Since taking over Koffee in 2001, Goodall said he has tried to maintain the coffee shop’s “original feel.”

“In many ways I don’t feel like an owner as much as a care-taker,” Goodall said.

He added that he selects staff members who are eager to embrace the shop’s communal vibe and are “a little bit fun and sassy.”

“I try to make this like your dining room or your living room– a comfortable, non-corporate place,” Goodall said, gesturing towards the motley assortment of couches arranged around large tables.

Despite Koffee’s great success — Goodall said the shop has many regular customers and profits are no longer decreasing because of the recession — he has no plans to expand his business.

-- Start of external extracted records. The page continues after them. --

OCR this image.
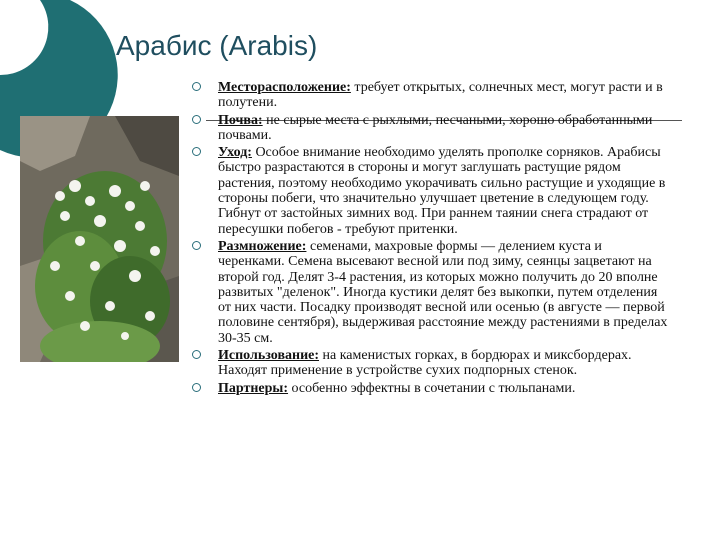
Арабис (Arabis)
Месторасположение: требует открытых, солнечных мест, могут расти и в полутени.
Почва: не сырые места с рыхлыми, песчаными, хорошо обработанными почвами.
Уход: Особое внимание необходимо уделять прополке сорняков. Арабисы быстро разрастаются в стороны и могут заглушать растущие рядом растения, поэтому необходимо укорачивать сильно растущие и уходящие в стороны побеги, что значительно улучшает цветение в следующем году. Гибнут от застойных зимних вод. При раннем таянии снега страдают от пересушки побегов - требуют притенки.
Размножение: семенами, махровые формы — делением куста и черенками. Семена высевают весной или под зиму, сеянцы зацветают на второй год. Делят 3-4 растения, из которых можно получить до 20 вполне развитых "деленок". Иногда кустики делят без выкопки, путем отделения от них части. Посадку производят весной или осенью (в августе — первой половине сентября), выдерживая расстояние между растениями в пределах 30-35 см.
Использование: на каменистых горках, в бордюрах и миксбордерах. Находят применение в устройстве сухих подпорных стенок.
Партнеры: особенно эффектны в сочетании с тюльпанами.
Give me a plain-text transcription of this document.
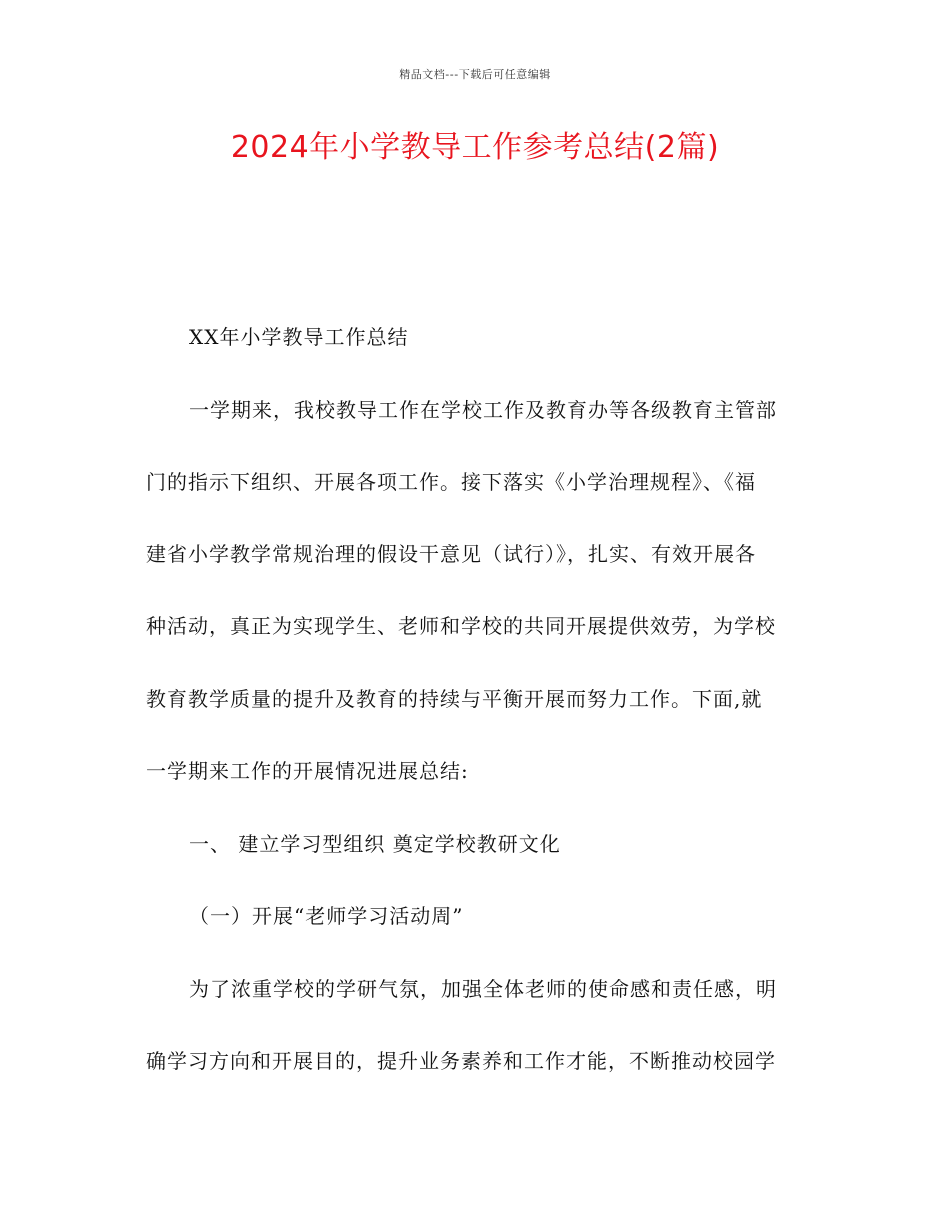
精品文档---下载后可任意编辑
2024年小学教导工作参考总结(2篇)
XX年小学教导工作总结
一学期来，我校教导工作在学校工作及教育办等各级教育主管部
门的指示下组织、开展各项工作。接下落实《小学治理规程》、《福
建省小学教学常规治理的假设干意见（试行）》，扎实、有效开展各
种活动，真正为实现学生、老师和学校的共同开展提供效劳，为学校
教育教学质量的提升及教育的持续与平衡开展而努力工作。下面,就
一学期来工作的开展情况进展总结:
一、 建立学习型组织 奠定学校教研文化
（一）开展“老师学习活动周”
为了浓重学校的学研气氛，加强全体老师的使命感和责任感，明
确学习方向和开展目的，提升业务素养和工作才能，不断推动校园学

He once owned two other coffee locations, but later closed them in 2008 because he was spending too much time in the office, he said.

“I was simply working too much and didn’t know many of the customers,” he said. “[I] wanted to get back to the roots — to have just a single coffee house to my sink teeth into.”

A robbery in the fall of 2009 forced Goodall to raise security measures at Koffee, he said.

A thief walked up to the register and demanded that the barista give him the contents. Leaving all witnesses uninjured, the robber escaped with the money, Goodall said.

Though he felt the need to increase security for the safety of his employees and customers, Goodall said that it is “kind of like if you drive a car long enough– you’re going to have an accident.”

CHANGES

Though the general atmosphere remains similar to the Koffee Goodall visited in 1992, the menu now includes several vegetarian and vegan snack and lunch items, like Melissa Goodall’s gluten-free brownies, Melissa said.

Because they are environmentally wary, Koffee also practices composting, she added.

Koffee began catering in 2003 in response to customers’ demands, and now the University is one of Goodall’s biggest clients. The business provides basic breakfast, lunch and snack items and now caters several events per day.

The staff plays “vibin” music — like Earth, Wind and Fire — to create a relaxed environment ideal for work, Assistant Manager Shaina Hotchkiss said. Koffee has a “warmer feel” than competitors like Café Romeo, frequent customer Bronwen Roberts ’10 said.

Koffee first opened in 1992, and its previous owners now run the Publick Cup on York Street.